One curious forest resident


  • Take a surfing lesson on Kuta Beach. For roughly $10 ($100,000 rupiah, the Balinese currency), you can hire a local expert to provide a brief tutorial, and then take you out on the beach’s beginner-sized waves. They’ll loan you a longboard and a shirt that magically keeps you warm. When you’re out in the surf, the instructor will hold your board steady as you navigate each prospective wave as it begins to curl. If moderately athletic, you’ll move from wannabe to waffler in less than an hour.

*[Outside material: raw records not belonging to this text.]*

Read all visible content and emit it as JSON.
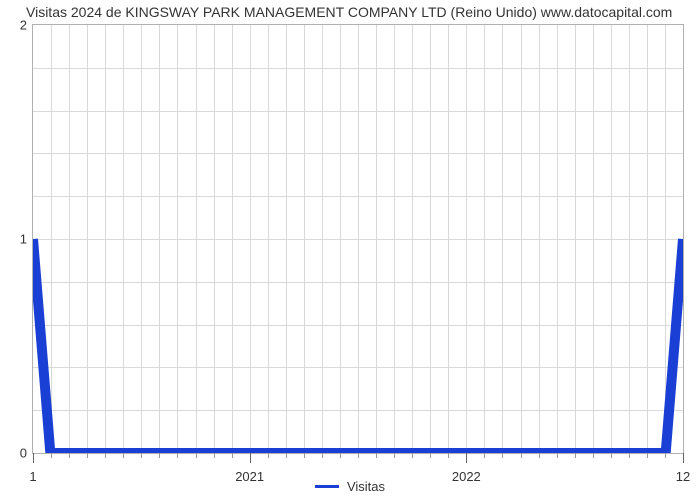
{
  "chart": {
    "type": "line",
    "title": "Visitas 2024 de KINGSWAY PARK MANAGEMENT COMPANY LTD (Reino Unido) www.datocapital.com",
    "title_fontsize": 14,
    "title_color": "#333333",
    "background_color": "#ffffff",
    "plot_border_color": "#b0b0b0",
    "grid_color": "#d9d9d9",
    "y": {
      "min": 0,
      "max": 2,
      "ticks": [
        0,
        1,
        2
      ],
      "minor_grid_count_between": 4,
      "label_fontsize": 13
    },
    "x": {
      "min": 2020.0,
      "max": 2023.0,
      "major_ticks": [
        2021,
        2022
      ],
      "major_labels": [
        "2021",
        "2022"
      ],
      "minor_per_major": 12,
      "edge_left_label": "1",
      "edge_right_label": "12",
      "label_fontsize": 13
    },
    "series": [
      {
        "name": "Visitas",
        "color": "#1a3fd4",
        "line_width": 2.5,
        "points": [
          {
            "x": 2020.0,
            "y": 1.0
          },
          {
            "x": 2020.08,
            "y": 0.0
          },
          {
            "x": 2022.92,
            "y": 0.0
          },
          {
            "x": 2023.0,
            "y": 1.0
          }
        ]
      }
    ],
    "legend": {
      "label": "Visitas",
      "swatch_color": "#1a3fd4",
      "fontsize": 13
    }
  }
}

  •  Bicycle through Bali’s scenic back roads. Halo Bike Tours will pick you up in the company van, drive you first to a coffee plantation (where you can taste Luwak coffee and buy it by the cup or bag), and then by bicycle through neighborhoods and along the Balinese countryside. Villages are surrounded by centuries-old stone walls, as Hindus believe these protect their homes from evil spirits. Walls are fronted by canals, a gift from Dutch colonialists (according to our guide), which irrigate crops and serve as a bathing and laundering source. Locals are identified by the villages where they are born, and certain neighborhoods are known for particular crafts (artisan skills being passed from generation to generation). When asked what would happen if a son or daughter refused to learn how to carve wood or dye fabric for batik, for example, the question was met with a blank look—familial rebellion apparently unheard of here. The tour ends with a lavish lunch in the home of the company owner whose wife is the chef. The family is personable, their conversation steeped in the Balinese penchant for sharing personal stories.


  • Go snorkeling on Nusa Dua Beach. While the speedboat ride offered up refreshing, glass-bottomed visuals, there were very few fish thanks to the churning, outboard traffic. The air reeked of exhaust, and coupled with the ocean’s rocking sensations, we were green with something other than envy.


  • Visit Turtle Island. A sixty-year-old turtle was lifted by its fins to serve as a prop for tourist photos, which seemed hardly dignified for such a gorgeous animal. Hanging from a tree nearby, a fruit bat (an enormous, fantastical creature with eyes like a cat and just as big, if not bigger) served as petting zoo fodder for a queue of tourists. This struck the absurd chord, though the megabat did seem to enjoy being handled by a family of Japanese “flying fox” enthusiasts.


  • Go shopping with western expectations. In Bali, browsing is a different experience than you’ll find in the more industrialized world. Expect a degree of vigor from the island’s salespeople that you don’t see in the US, as tourism is its largest industry. Do bargain, as the Balinese expect you to. The rule of thumb is that tradespeople will accept 30% less than the asking price in the artisan shops, and 50% less in the tourist centers (found in Kuta and Ubud, where the quality of the merchandise is considered to be lower). Start low (without being insulting), and be prepared to walk away when they throw you a curve ball (one Balinese painter told us we could only have the price we’d agreed upon if we bought a second painting—when we started walking away, he instantly caved). The high jinx is all meant in fun and should be taken that way.